Editorial: Mayor did it his way

“Take care of the people.”

That was Tom Menino’s advice to his successor in their final conversation before the late mayor’s death last week, Mayor Marty Walsh said at Menino’s funeral Mass yesterday. Proof that Menino followed his own advice to the letter was visible from City Hall to Grove Hall to Hyde Park, in the faces of grateful Bostonians who lined the streets to bid him farewell after two decades of service — two decades in which he took care of them.

Because after all that’s really what it means to be an “urban mechanic” — fixing potholes and getting the streets plowed is about taking care of people, whose quality of life can be measured by such things.

But taking care of people also means ensuring that the city they call home will always live up to its potential, and that was Tom Menino’s mission, too.

Perhaps no one should be surprised that after 20 years in office — and that astonishing estimate that at least half the residents of this city had met him personally — the stories would be personal. That when a reporter offered a microphone to one man along the procession route yesterday, he would share the moving tale of spending three years on the street, and of the mayor who “picked me up.”

The final rites for Menino were, fittingly, as he directed them (down to the almost cheeky choice of Frank Sinatra’s “My Way” outside the church). They revealed what the mayor rarely advertised: He was a man of abiding faith, his dog-eared prayer book a symbol of his devotion.

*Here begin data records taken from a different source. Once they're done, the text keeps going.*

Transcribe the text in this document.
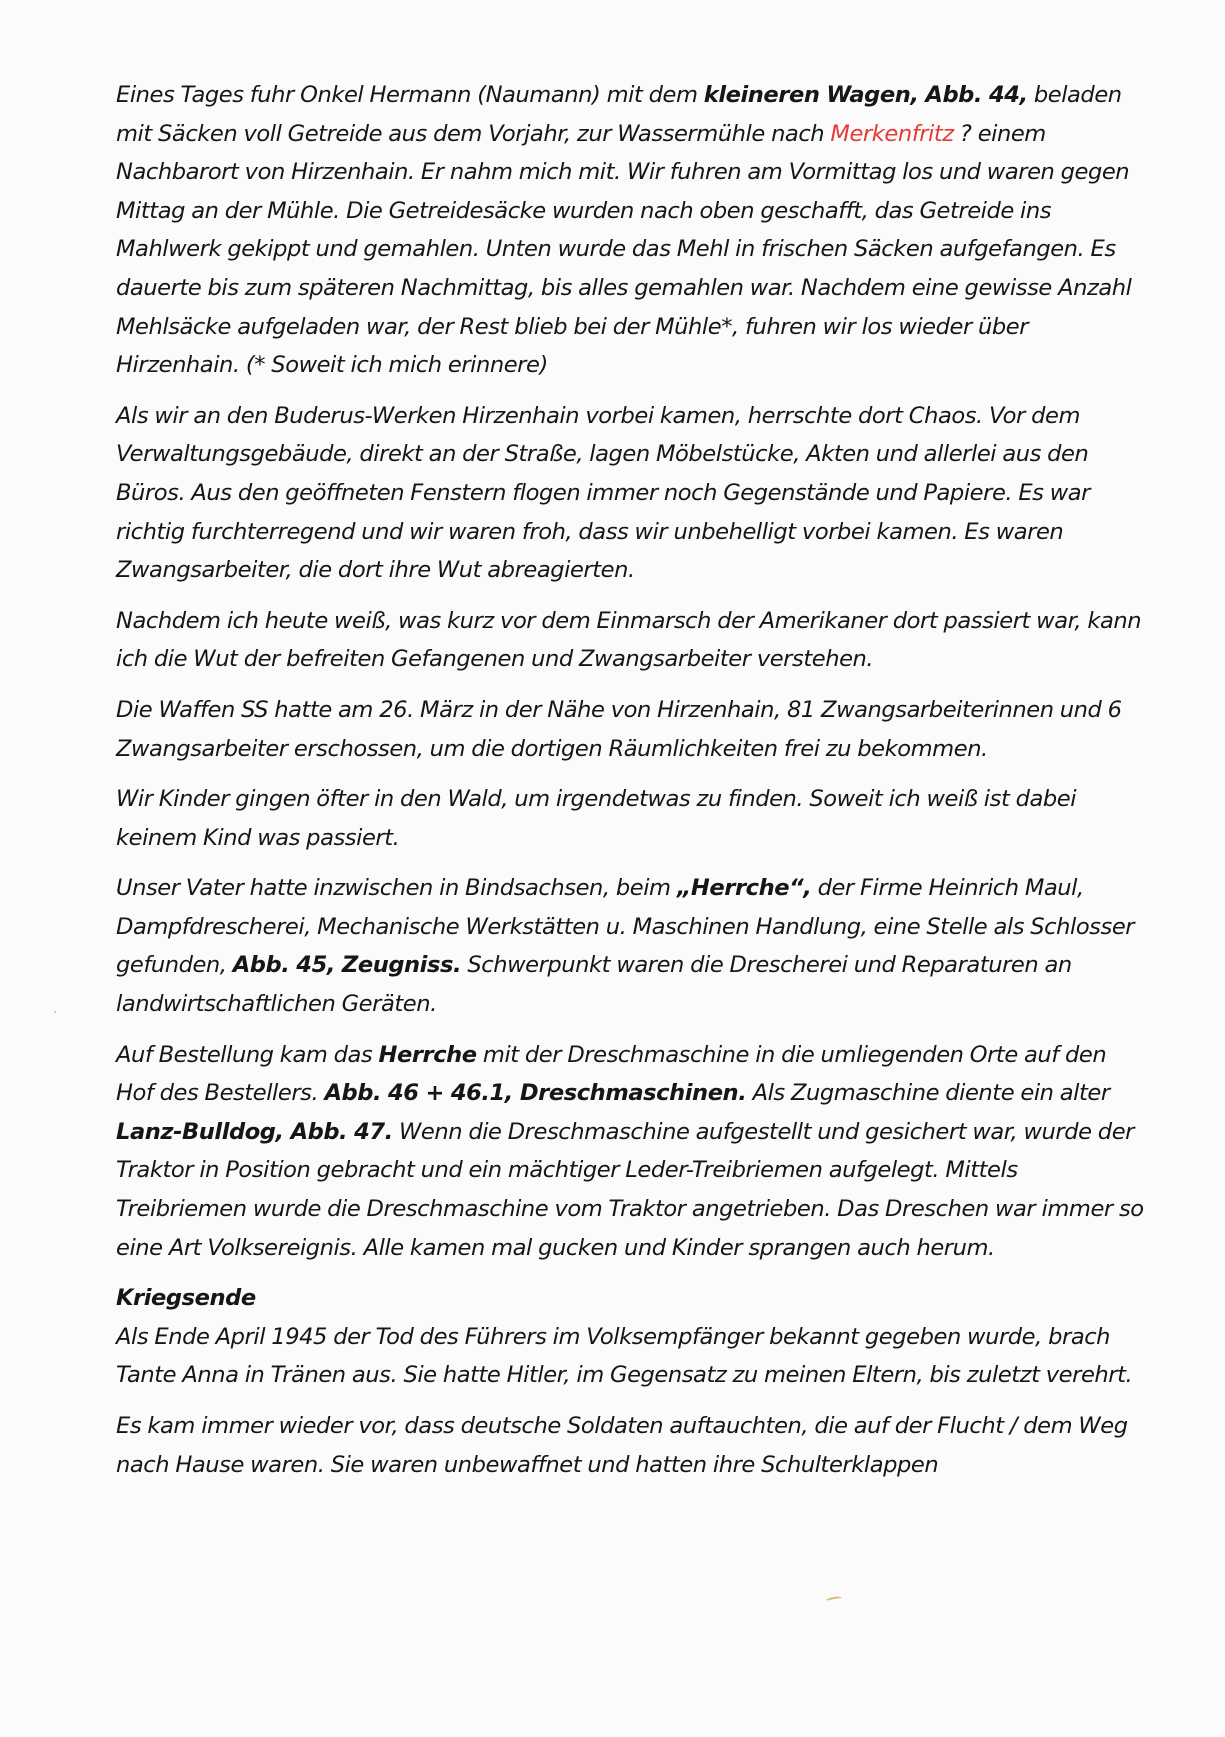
Eines Tages fuhr Onkel Hermann (Naumann) mit dem kleineren Wagen, Abb. 44, beladen mit Säcken voll Getreide aus dem Vorjahr, zur Wassermühle nach Merkenfritz ? einem Nachbarort von Hirzenhain. Er nahm mich mit. Wir fuhren am Vormittag los und waren gegen Mittag an der Mühle. Die Getreidesäcke wurden nach oben geschafft, das Getreide ins Mahlwerk gekippt und gemahlen. Unten wurde das Mehl in frischen Säcken aufgefangen. Es dauerte bis zum späteren Nachmittag, bis alles gemahlen war. Nachdem eine gewisse Anzahl Mehlsäcke aufgeladen war, der Rest blieb bei der Mühle*, fuhren wir los wieder über Hirzenhain. (* Soweit ich mich erinnere)
Als wir an den Buderus-Werken Hirzenhain vorbei kamen, herrschte dort Chaos. Vor dem Verwaltungsgebäude, direkt an der Straße, lagen Möbelstücke, Akten und allerlei aus den Büros. Aus den geöffneten Fenstern flogen immer noch Gegenstände und Papiere. Es war richtig furchterregend und wir waren froh, dass wir unbehelligt vorbei kamen. Es waren Zwangsarbeiter, die dort ihre Wut abreagierten.
Nachdem ich heute weiß, was kurz vor dem Einmarsch der Amerikaner dort passiert war, kann ich die Wut der befreiten Gefangenen und Zwangsarbeiter verstehen.
Die Waffen SS hatte am 26. März in der Nähe von Hirzenhain, 81 Zwangsarbeiterinnen und 6 Zwangsarbeiter erschossen, um die dortigen Räumlichkeiten frei zu bekommen.
Wir Kinder gingen öfter in den Wald, um irgendetwas zu finden. Soweit ich weiß ist dabei keinem Kind was passiert.
Unser Vater hatte inzwischen in Bindsachsen, beim „Herrche“, der Firme Heinrich Maul, Dampfdrescherei, Mechanische Werkstätten u. Maschinen Handlung, eine Stelle als Schlosser gefunden, Abb. 45, Zeugniss. Schwerpunkt waren die Drescherei und Reparaturen an landwirtschaftlichen Geräten.
Auf Bestellung kam das Herrche mit der Dreschmaschine in die umliegenden Orte auf den Hof des Bestellers. Abb. 46 + 46.1, Dreschmaschinen. Als Zugmaschine diente ein alter Lanz-Bulldog, Abb. 47. Wenn die Dreschmaschine aufgestellt und gesichert war, wurde der Traktor in Position gebracht und ein mächtiger Leder-Treibriemen aufgelegt. Mittels Treibriemen wurde die Dreschmaschine vom Traktor angetrieben. Das Dreschen war immer so eine Art Volksereignis. Alle kamen mal gucken und Kinder sprangen auch herum.
Kriegsende
Als Ende April 1945 der Tod des Führers im Volksempfänger bekannt gegeben wurde, brach Tante Anna in Tränen aus. Sie hatte Hitler, im Gegensatz zu meinen Eltern, bis zuletzt verehrt.
Es kam immer wieder vor, dass deutsche Soldaten auftauchten, die auf der Flucht / dem Weg nach Hause waren. Sie waren unbewaffnet und hatten ihre Schulterklappen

Yes, the vice president was there. Dignitaries of all stripes sat elbow to elbow. Big Papi and Pedro Martinez and Bill Russell joined the mourners. But perhaps the most moving tribute came not from the big-timers. It came from Menino’s two young granddaughters who spoke of life with their beloved “Papa.”

“I was almost positive that Bostonians would have to throw him over their shoulder,” admitted Samantha Menino, “and drag him out of City Hall.”

Was there a Bostonian who didn’t think the same?

On his final day in office not even a year ago Menino implored his fellow Bostonians to live the way he had clearly tried to live — not just as a public servant but as a father and grandfather and as a person of faith.

“Be as good to each other as you have been to me,” he said.

That sentiment was printed in the program at his funeral Mass. It should be on a billboard in every neighborhood of this city he loved so well.